Some of you who pop in an out of my Facebook page know that I’ve been working non-stop on character sketches for the first book of my new series, which will debut in August of 2012. Not all authors bother with this. Some are content to allow the character to reveal him or herself as the book develops. They like surprises, an extended timeline of revelations, to keep them interested.
While I understand this and occasionally follow that path, this book had to be different. This story and the ones that follow are character-driven. The character’s growth and life experiences are of primary importance, and because they are, I have to understand each one of them fully.
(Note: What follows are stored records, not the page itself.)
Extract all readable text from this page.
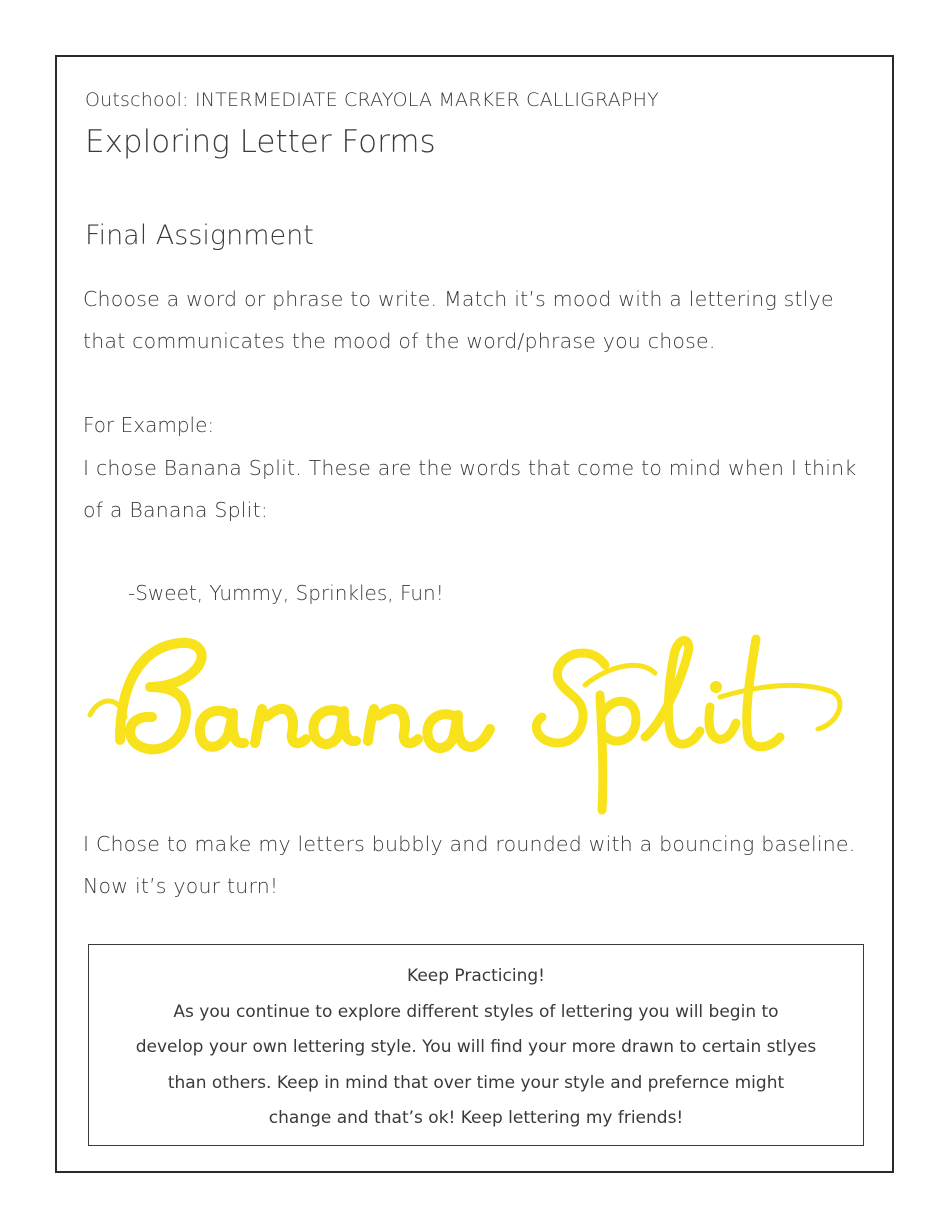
Outschool: INTERMEDIATE CRAYOLA MARKER CALLIGRAPHY
Exploring Letter Forms
Final Assignment
Choose a word or phrase to write. Match it’s mood with a lettering stlye
that communicates the mood of the word/phrase you chose.
For Example:
I chose Banana Split. These are the words that come to mind when I think
of a Banana Split:
-Sweet, Yummy, Sprinkles, Fun!
I Chose to make my letters bubbly and rounded with a bouncing baseline.
Now it’s your turn!
Keep Practicing!
As you continue to explore different styles of lettering you will begin to
develop your own lettering style. You will find your more drawn to certain stlyes
than others. Keep in mind that over time your style and prefernce might
change and that’s ok! Keep lettering my friends!
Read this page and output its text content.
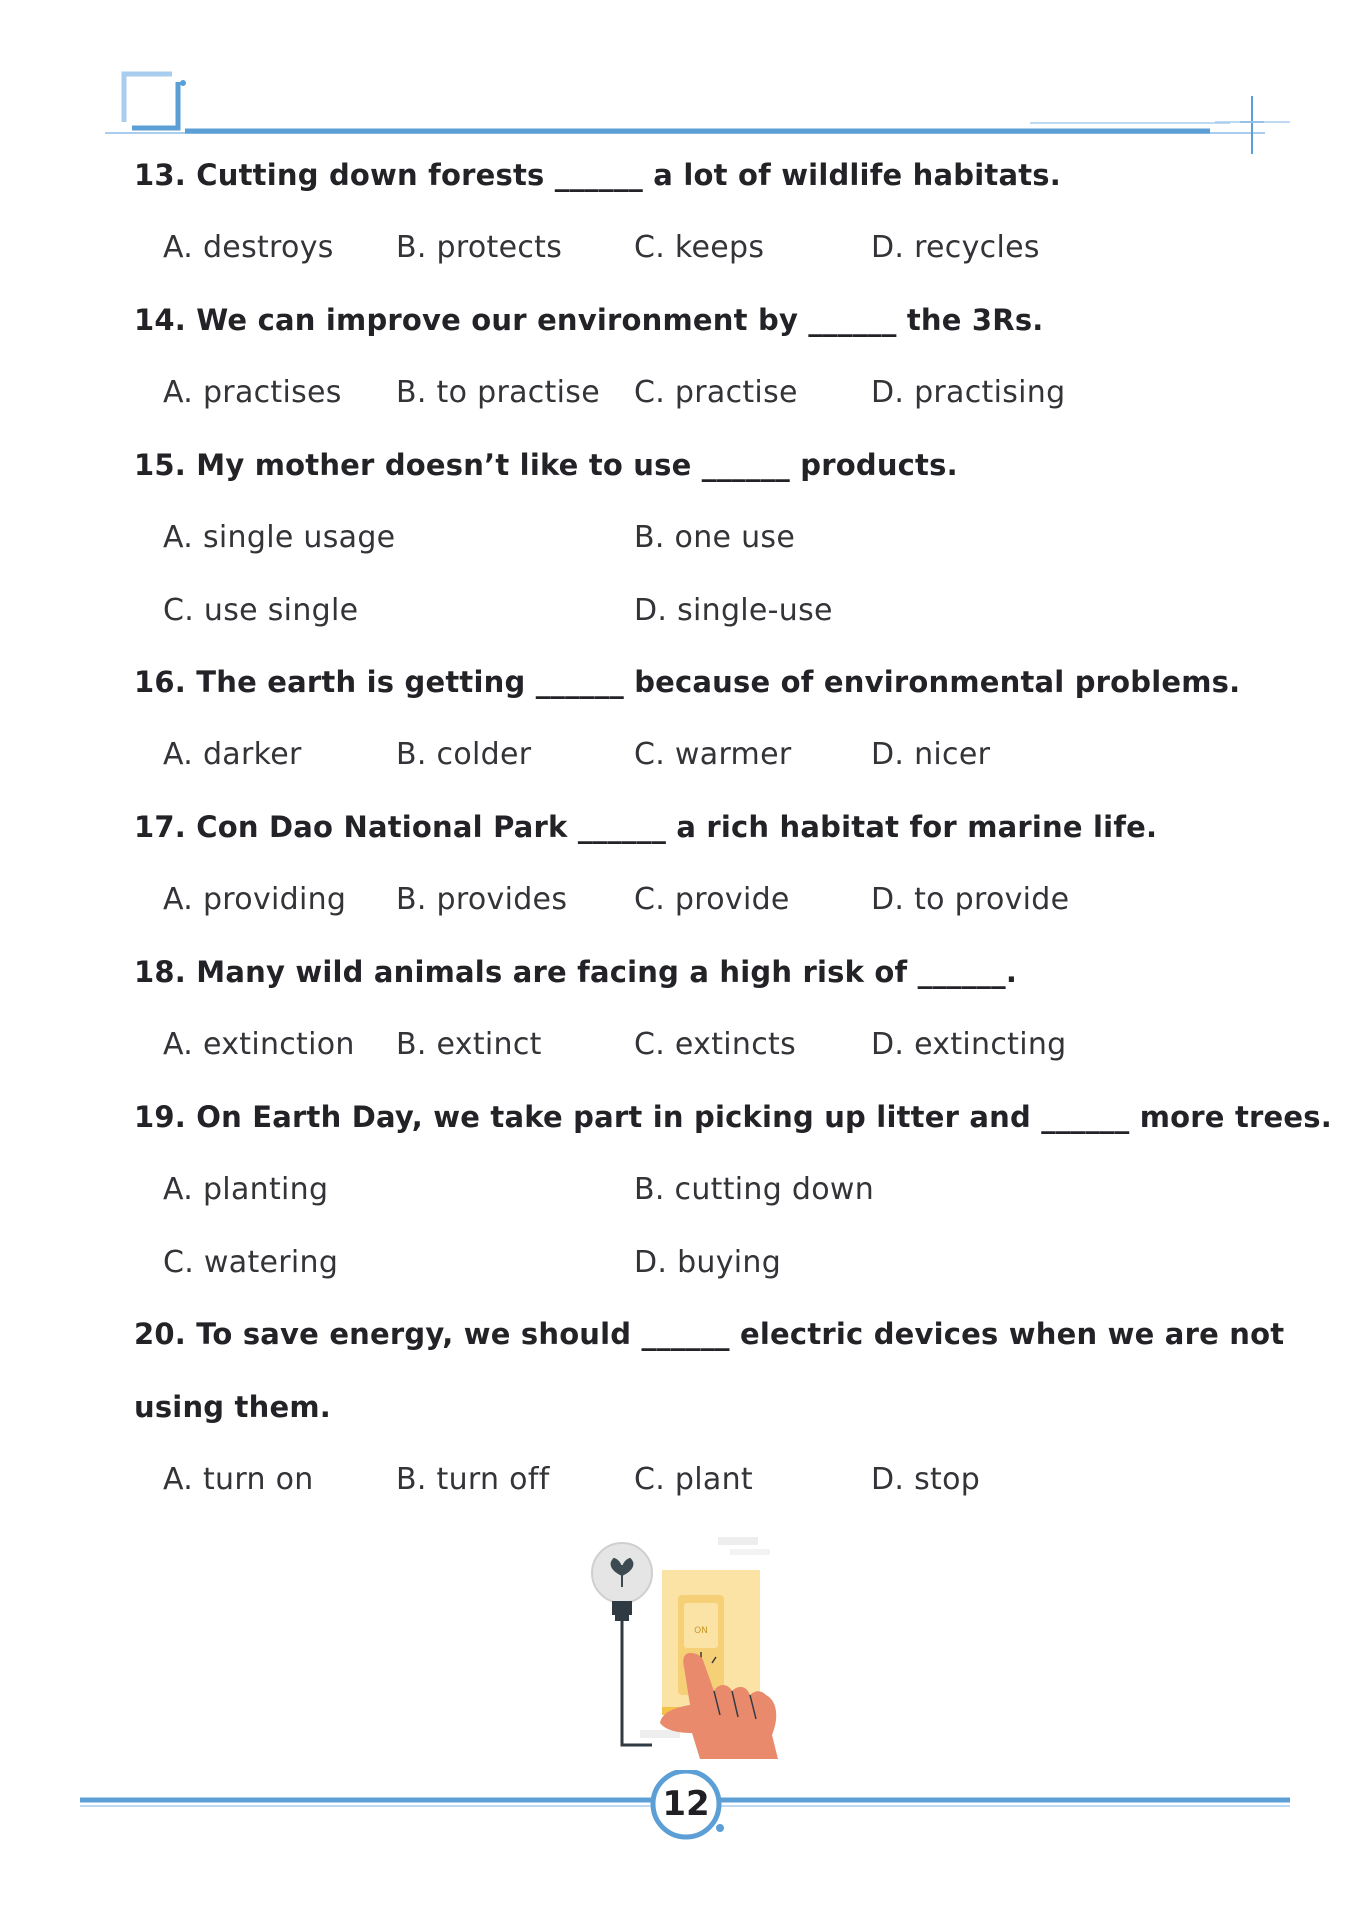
13. Cutting down forests ______ a lot of wildlife habitats.
A. destroys B. protects C. keeps	D. recycles
14. We can improve our environment by ______ the 3Rs.
A. practises B. to practise C. practise D. practising
15. My mother doesn’t like to use ______ products.
A. single usage	B. one use
C. use single	D. single-use
16. The earth is getting ______ because of environmental problems.
A. darker	B. colder	C. warmer	D. nicer
17. Con Dao National Park ______ a rich habitat for marine life.
A. providing B. provides C. provide	D. to provide
18. Many wild animals are facing a high risk of ______.
A. extinction B. extinct	C. extincts D. extincting
19. On Earth Day, we take part in picking up litter and ______ more trees.
A. planting	B. cutting down
C. watering	D. buying
20. To save energy, we should ______ electric devices when we are not
using them.
A. turn on	B. turn off	C. plant	D. stop
ON
12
Since characters who will appear in other books are introduced in this first one, I decided I needed to know who each of them were right now, where they come from, the pitfalls and triumphs they’ve faced. In other words, all the details that have made them the people they are.
Do you remember reading the autobiographies of the four neighbors of Happiness Key? Tracy, Wanda, Janya and Alice were all featured here on my blog. What you read–and still can if you missed it–was a portion of what I’d asked them to write about themselves as a bonus prelude, before Happiness Key was published. That was the first time I approached characterization quite that way. It was fun, and as it turned out, sharing it with you was fun, as well.
This time to begin I launched into the stories of my supporting characters. Once again I was glad they opened up to me. I discovered potential story lines for subsequent books, learned how they would interact with the major character of my first book, Charlotte Hale, and found a few welcome surprises, as well as more than a few challenges.
After I had done three of these characters, I moved on to Charlotte herself. Charlotte’s basic story had been laid out in the synopsis that I wrote for my publisher. So for some time I’d been thinking about why she was the woman she was, and how to make her sympathetic to my readers. Because Charlotte, like all her real-life counterparts, has made a lot of mistakes in her life. And readers? Well, most of us want to read about people we can root for. My job is to be sure that early enough in the book, well before a reader considers tossing her copy against the wall, she’ll be hopeful that Charlotte’s worth the trouble. In fact she’ll be so hopeful, she’ll stay up all night, just to see if she’s right.
I’m now 75 pages into Charlotte’s autobiography. Yes, 75 pages. Do I understand her better? Well, yes. Do I understand her completely? Well, no. Do I understand her well enough to let the rest of her story stab me in the gut, explode like heat lightning on my pages, wake me up in the middle of the night with a new revelation? I hope so. Charlotte is now with me as I dress in the morning, and as I turn off the light at bedtime. My friend Casey Daniels says I’ve written enough to sell her autobiography as a novella on Amazon. That means it’s pretty clear I need to stop.
So what’s next? Today? Charlotte’s family. I wonder what they’ll have to say about her? When I’m finished, will I still be haunted by the things I don’t know? Or will I be so engaged that I can’t wait to write page one of the novel.